9b. Using aggregate() calculate the mean p.all value for male and female participants. Which gender is more likely to think that others would pay more for products than themselves?

9c. Using aggregate() calculate the mean p.all value of participants for each level of income. Is there a consistent relationship between p.all and income?

9d. Now repeat the previous analysis, but only for females. (Hint: Use the subset argument within the aggregate function.)

9e. What was the mean age for participants for each combination of gender and income? (Hint: Use the aggregate() function with 2 independent variables.)

9f. The variable pcmore reflects participants’ answer to the question: “What percentage of people taking part in this survey do you think earn more than you do?”. Using aggregate(), calculate the median value of this variable for each level of income. What does the result tell you?

Checkpoint 3

At this point you are doing great, well done! But if you liked using the aggregate() function, you will love the dplyr package in the following exercises.

C. Challenges

Using dplyr

10. The remaining exercises focus on the dplyr package, which allows combining multiple independent and dependent variables in one command.

10a. Load the dplyr package (if not already loaded).

library(dplyr)

10b. For each level of gender, calculate the summary statistics in the following table:

Variable Description
n Number of participants
age.mean Mean age
age.sd Standard deviation of age
income.mean Mean income
pcmore.mean Mean value of pcmore
p.all.mean Mean value of p.all

Save the computed summary statistics to an object called gender.df. (Hint: Use dplyr with appropriate group_by and summarise arguments.)

10c. For each level of income, calculate the summary statistics in the following table – but only for participants older than 21 – and save them to a new object called income.df:

Variable Description
n Number of participants
age.min Minimum age
age.mean Mean age
male.pc Percentage of males
female.pc Percentage of females
pcmore.mean Mean value of pcmore
p.all.mean Mean value of p.all

(Hint: Use dplyr with appropriate filter, group_by and summarise arguments.)
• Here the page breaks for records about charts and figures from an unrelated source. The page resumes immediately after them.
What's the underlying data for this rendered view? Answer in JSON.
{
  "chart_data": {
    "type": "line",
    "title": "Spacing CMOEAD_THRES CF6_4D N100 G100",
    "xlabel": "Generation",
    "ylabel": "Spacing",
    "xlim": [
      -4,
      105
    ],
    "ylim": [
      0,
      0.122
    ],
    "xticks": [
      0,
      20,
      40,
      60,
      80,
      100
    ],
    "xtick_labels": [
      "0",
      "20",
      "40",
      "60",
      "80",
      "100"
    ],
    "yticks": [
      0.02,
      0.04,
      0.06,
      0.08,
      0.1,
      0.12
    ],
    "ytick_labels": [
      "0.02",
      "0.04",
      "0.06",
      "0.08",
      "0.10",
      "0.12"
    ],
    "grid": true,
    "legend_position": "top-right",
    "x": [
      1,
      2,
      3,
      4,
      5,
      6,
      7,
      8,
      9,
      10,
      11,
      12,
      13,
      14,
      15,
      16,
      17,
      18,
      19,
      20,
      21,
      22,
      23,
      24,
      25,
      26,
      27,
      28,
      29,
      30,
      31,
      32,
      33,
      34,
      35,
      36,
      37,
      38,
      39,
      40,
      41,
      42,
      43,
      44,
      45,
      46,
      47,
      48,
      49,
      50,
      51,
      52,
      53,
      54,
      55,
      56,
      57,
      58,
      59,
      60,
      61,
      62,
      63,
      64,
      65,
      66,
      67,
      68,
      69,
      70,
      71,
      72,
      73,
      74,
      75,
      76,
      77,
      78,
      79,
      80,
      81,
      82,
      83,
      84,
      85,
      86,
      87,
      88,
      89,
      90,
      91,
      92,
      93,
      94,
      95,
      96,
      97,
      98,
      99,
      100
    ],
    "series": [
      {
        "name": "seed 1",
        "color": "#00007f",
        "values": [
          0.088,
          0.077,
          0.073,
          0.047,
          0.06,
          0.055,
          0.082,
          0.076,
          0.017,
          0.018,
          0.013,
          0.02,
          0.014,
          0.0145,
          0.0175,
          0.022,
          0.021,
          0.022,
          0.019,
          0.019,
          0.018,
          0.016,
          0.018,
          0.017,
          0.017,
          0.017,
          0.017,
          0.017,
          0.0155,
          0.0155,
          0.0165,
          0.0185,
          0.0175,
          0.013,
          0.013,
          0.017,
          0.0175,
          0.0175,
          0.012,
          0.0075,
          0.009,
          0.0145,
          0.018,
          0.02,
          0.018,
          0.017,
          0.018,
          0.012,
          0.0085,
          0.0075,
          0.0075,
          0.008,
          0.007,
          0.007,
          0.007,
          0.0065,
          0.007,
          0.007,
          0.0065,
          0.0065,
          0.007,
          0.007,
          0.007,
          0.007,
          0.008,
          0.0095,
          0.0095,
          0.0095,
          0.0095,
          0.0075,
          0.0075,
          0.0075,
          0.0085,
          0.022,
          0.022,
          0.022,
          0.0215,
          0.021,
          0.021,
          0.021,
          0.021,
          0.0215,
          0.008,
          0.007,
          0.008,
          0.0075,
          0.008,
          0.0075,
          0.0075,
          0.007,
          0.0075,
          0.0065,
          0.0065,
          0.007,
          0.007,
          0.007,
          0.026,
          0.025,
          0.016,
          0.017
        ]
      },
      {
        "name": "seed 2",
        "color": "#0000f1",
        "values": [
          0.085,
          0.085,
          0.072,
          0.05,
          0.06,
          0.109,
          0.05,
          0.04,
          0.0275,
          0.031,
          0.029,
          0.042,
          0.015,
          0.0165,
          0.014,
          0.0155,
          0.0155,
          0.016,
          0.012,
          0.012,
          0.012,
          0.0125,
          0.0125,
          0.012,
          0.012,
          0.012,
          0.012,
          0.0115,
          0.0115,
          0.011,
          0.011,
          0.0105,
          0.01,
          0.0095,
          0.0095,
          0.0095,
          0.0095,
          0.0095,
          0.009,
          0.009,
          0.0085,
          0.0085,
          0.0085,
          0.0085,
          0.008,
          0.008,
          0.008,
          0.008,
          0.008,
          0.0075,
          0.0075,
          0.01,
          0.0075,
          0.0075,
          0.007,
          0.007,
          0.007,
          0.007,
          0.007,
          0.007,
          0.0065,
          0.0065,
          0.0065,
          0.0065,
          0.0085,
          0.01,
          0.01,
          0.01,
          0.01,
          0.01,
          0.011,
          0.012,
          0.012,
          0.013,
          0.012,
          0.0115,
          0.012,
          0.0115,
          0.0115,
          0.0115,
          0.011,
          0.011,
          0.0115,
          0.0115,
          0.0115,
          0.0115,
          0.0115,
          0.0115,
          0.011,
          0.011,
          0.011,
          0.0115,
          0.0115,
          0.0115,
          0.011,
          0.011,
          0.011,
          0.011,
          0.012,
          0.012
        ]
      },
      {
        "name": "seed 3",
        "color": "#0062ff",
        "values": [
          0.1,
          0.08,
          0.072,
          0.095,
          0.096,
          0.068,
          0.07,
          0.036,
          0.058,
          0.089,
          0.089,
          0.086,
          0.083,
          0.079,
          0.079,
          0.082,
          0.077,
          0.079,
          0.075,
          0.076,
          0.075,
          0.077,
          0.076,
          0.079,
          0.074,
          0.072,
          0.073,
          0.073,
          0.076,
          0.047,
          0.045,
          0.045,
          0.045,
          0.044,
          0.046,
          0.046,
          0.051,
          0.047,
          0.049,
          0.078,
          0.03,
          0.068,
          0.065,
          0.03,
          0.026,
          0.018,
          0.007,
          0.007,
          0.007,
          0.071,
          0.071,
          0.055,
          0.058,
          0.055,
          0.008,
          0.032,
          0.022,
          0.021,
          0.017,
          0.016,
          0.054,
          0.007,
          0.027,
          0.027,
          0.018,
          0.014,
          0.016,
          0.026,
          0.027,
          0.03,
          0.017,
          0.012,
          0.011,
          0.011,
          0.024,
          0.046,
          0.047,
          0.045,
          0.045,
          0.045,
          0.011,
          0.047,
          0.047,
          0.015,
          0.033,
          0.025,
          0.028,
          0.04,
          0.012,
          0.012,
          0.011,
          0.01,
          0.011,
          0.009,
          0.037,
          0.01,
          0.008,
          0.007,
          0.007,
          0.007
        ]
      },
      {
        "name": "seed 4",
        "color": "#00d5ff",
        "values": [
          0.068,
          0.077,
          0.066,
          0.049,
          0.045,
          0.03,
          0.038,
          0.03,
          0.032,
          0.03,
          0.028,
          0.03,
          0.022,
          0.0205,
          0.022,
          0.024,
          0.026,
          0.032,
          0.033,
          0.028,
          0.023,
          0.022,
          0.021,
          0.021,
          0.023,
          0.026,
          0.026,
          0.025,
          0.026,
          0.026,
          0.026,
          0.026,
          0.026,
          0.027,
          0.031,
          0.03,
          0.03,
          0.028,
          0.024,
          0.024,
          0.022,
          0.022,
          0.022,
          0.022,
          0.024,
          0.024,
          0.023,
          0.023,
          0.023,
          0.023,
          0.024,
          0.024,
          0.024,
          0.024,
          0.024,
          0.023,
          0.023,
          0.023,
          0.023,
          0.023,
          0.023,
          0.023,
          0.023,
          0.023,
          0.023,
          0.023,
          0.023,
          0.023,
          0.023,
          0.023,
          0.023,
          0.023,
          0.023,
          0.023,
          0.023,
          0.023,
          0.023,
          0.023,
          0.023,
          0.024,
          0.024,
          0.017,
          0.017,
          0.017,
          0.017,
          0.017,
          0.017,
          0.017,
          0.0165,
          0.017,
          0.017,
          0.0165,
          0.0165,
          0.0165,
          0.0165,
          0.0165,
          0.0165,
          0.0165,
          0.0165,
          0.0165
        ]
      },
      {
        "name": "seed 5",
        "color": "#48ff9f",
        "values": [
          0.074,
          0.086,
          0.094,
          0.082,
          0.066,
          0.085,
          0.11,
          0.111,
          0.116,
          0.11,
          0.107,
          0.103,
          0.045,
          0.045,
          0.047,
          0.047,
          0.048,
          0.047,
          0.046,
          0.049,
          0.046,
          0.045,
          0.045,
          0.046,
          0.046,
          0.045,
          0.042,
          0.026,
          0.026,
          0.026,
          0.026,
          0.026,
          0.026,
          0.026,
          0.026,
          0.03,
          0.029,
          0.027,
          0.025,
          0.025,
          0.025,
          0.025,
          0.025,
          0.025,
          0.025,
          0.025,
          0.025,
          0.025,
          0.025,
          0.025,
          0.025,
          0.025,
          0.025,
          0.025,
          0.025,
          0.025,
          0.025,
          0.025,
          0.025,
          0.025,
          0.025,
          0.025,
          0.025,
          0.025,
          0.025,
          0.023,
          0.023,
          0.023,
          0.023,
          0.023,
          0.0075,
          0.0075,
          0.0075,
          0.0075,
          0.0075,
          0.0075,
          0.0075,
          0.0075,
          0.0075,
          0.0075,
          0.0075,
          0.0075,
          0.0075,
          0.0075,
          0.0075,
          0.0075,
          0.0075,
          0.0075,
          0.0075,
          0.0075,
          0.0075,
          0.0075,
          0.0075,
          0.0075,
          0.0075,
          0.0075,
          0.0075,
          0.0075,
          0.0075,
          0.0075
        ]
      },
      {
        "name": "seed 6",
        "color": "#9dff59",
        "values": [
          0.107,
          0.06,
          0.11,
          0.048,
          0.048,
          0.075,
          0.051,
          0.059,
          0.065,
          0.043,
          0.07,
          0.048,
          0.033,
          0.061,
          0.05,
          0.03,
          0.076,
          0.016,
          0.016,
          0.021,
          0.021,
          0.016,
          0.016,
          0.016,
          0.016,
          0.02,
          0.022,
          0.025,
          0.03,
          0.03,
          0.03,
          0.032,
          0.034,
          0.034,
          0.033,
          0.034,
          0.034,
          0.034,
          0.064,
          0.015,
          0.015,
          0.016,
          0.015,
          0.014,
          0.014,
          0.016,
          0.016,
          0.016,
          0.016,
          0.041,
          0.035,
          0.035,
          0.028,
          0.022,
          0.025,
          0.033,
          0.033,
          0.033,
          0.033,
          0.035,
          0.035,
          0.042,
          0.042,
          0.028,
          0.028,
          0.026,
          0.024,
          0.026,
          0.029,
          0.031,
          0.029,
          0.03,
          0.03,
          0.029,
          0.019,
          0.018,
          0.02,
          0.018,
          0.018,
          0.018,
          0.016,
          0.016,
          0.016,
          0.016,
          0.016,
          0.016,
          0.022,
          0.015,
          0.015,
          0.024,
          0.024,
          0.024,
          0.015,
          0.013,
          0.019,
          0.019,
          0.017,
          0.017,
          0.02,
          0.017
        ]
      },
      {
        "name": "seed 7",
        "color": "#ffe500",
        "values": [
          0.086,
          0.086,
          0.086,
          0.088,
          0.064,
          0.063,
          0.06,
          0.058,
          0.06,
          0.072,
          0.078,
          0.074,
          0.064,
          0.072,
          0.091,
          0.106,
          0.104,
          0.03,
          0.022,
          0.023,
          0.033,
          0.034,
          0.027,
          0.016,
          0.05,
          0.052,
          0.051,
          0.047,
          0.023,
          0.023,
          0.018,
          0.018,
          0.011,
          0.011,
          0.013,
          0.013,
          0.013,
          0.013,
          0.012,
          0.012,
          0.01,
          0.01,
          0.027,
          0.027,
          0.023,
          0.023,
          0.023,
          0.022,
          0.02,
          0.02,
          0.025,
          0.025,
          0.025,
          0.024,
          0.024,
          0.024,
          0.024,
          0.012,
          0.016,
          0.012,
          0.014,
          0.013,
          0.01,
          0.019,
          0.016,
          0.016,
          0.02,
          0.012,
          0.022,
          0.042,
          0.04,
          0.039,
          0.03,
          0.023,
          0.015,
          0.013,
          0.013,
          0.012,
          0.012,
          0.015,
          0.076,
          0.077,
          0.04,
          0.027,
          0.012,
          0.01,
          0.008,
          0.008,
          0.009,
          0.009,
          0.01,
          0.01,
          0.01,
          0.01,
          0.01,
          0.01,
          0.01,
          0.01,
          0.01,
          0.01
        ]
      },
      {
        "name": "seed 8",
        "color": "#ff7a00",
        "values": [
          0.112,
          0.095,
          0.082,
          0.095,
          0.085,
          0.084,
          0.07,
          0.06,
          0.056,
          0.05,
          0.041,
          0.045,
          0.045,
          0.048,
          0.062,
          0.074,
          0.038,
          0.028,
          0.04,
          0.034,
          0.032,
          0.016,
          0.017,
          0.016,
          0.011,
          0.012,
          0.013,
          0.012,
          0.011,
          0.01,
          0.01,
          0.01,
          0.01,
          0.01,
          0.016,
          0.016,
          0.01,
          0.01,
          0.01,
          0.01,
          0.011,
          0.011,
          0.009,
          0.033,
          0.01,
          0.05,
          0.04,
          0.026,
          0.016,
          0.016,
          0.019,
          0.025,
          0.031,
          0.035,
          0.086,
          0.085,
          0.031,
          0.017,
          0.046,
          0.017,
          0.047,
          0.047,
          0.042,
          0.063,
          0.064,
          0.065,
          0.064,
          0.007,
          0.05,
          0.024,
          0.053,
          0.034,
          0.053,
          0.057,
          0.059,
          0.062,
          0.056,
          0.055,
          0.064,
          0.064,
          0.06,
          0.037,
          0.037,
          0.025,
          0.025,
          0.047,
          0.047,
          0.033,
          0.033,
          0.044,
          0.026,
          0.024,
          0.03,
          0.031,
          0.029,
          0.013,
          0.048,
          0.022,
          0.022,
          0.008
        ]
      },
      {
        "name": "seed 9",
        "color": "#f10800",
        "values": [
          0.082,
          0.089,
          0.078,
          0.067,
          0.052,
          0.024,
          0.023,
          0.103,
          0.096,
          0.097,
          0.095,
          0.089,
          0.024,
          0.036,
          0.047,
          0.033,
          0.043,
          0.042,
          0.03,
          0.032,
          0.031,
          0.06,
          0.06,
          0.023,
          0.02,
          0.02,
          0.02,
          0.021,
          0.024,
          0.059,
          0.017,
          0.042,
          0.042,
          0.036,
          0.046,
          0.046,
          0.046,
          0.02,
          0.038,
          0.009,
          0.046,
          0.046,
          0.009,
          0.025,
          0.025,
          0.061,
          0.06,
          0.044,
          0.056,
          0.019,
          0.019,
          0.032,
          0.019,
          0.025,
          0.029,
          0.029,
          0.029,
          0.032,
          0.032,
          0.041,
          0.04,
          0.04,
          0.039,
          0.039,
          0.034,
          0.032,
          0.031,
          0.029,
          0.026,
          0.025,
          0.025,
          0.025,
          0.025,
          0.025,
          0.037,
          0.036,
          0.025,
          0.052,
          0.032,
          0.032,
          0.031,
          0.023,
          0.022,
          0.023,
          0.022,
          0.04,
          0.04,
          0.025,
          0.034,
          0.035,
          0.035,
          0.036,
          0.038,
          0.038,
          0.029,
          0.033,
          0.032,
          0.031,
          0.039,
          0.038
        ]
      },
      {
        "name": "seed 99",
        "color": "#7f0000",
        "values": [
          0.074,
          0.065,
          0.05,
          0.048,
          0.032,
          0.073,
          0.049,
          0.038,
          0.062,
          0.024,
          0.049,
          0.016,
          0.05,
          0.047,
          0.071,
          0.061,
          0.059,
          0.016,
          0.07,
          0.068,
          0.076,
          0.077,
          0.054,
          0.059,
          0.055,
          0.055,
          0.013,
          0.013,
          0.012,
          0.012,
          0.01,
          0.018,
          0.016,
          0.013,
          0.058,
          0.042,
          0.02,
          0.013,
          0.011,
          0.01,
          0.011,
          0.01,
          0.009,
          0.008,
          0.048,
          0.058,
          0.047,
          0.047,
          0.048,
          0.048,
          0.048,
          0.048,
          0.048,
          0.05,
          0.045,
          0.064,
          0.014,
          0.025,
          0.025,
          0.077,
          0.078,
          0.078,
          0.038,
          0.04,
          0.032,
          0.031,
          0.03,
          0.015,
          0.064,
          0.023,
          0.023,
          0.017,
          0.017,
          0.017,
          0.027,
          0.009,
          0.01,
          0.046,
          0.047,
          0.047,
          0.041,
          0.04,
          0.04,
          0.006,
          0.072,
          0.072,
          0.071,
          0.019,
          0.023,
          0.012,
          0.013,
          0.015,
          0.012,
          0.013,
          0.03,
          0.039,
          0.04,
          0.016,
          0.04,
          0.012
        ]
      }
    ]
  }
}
10d. Calculate several summary statistics (you choose which ones) aggregated at each level of race and gender. Save the results to an object called racegender.df

10e. Using dplyr, calculate several summary statistics (you choose which ones) aggregated at each level of 3 independent variables of your choice. Save the results to an object called XYZ.df, where XYZ contains the names of the 3 variables over which you aggregated.

10f. Save matthews.df, gender.df, income.df, racegender.df, and your XYZ.df objects to a file called matthews_dfs.RData in the data subdirectory of your working directory. (Hint: Use the save() function with an appropriate file argument.)

That’s it – now it’s time to submit your assignment!

Save and submit your script or output file (including all code) to the appropriate folder on Ilias before midnight.


[WPA04.Rmd updated on 2017-11-20 11:27:02 by hn.]